La prima edizione fu nel 1924. L’Alfa Romeo aveva appena creato la famosa P2 e fu deciso, nel clan milanese, di sottoporre la nuova vettura al collaudo dei rettifili, delle salite e delle discese del nuovo circuito. Essa fu affidata a Campari, allora “numero uno” dei piloti in attività, e trovò nelle argentee Mercedes di Bonmartini e Masetti avversarie temibilissime.

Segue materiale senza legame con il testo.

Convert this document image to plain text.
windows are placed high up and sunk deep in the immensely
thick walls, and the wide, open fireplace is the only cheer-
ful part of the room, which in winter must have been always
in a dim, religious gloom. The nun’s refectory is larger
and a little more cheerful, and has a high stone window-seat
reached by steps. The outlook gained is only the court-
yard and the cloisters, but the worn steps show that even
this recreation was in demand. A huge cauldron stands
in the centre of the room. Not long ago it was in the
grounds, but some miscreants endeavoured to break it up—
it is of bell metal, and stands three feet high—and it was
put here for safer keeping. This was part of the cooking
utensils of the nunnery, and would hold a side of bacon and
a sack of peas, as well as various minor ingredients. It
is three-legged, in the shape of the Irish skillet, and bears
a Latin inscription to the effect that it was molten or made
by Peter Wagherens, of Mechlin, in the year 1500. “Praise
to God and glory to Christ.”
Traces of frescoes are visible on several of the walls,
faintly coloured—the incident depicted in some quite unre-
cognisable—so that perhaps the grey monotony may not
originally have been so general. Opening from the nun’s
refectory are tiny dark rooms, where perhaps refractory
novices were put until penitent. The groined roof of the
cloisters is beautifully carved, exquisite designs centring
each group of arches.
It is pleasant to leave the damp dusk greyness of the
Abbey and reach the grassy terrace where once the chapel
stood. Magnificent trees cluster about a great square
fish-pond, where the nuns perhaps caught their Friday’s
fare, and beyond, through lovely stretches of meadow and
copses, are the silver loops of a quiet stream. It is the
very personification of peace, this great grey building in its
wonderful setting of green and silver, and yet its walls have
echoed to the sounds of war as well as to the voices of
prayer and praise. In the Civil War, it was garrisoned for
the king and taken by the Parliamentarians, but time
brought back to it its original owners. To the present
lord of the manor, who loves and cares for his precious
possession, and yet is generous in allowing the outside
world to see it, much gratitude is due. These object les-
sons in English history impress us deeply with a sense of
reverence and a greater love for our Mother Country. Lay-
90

Ma il successo, in maniera alquanto inaspettata, arrise a un giovane pilota,a bordo di una Alfa Romeo RL Targa Florio, chiamato Enzo Ferrari che così raccontò la sua vittoria

Tra le diverse gare alle quali partecipai in quell’epoca, ricordo con particolare soddisfazione la mia vittoria a Pescara nel 1924, con l’Alfa Romeo RL. Con questa macchina avevo vinto a Ravenna il Circuito del Savio e a Rovigo il Circuito del Polesine, ma nella Coppa Acerbo di Pescara siglai la mia notorietà di pilota. Riuscii infatti a battere la Mercedes, appena reduce dal trionfo nella Targa Florio. Nella squadra dell’Alfa c’era anche Campari con la famosa P2, ma dovette purtroppo ritirarsi. Il mio meccanico era Eugenio Siena, cugino di Campari, pieno di uno spirito agonistico che soverchiava i doveri di parentela, che doveva poi perire a Tripoli nel Gran Premio del 1938 quando stava laureandosi pilota internazionale. Come d’accordo, sin dal primo giro dovevo cercare nel retrovisore, se fossi passato in testa, la sagoma della P2 di Campari per lasciarle sollecitamente il passo. Ebbi un inizio velocissimo e ad ogni giro ripetevo la ricerca nello specchietto, ma invano: la P2 non si vedeva.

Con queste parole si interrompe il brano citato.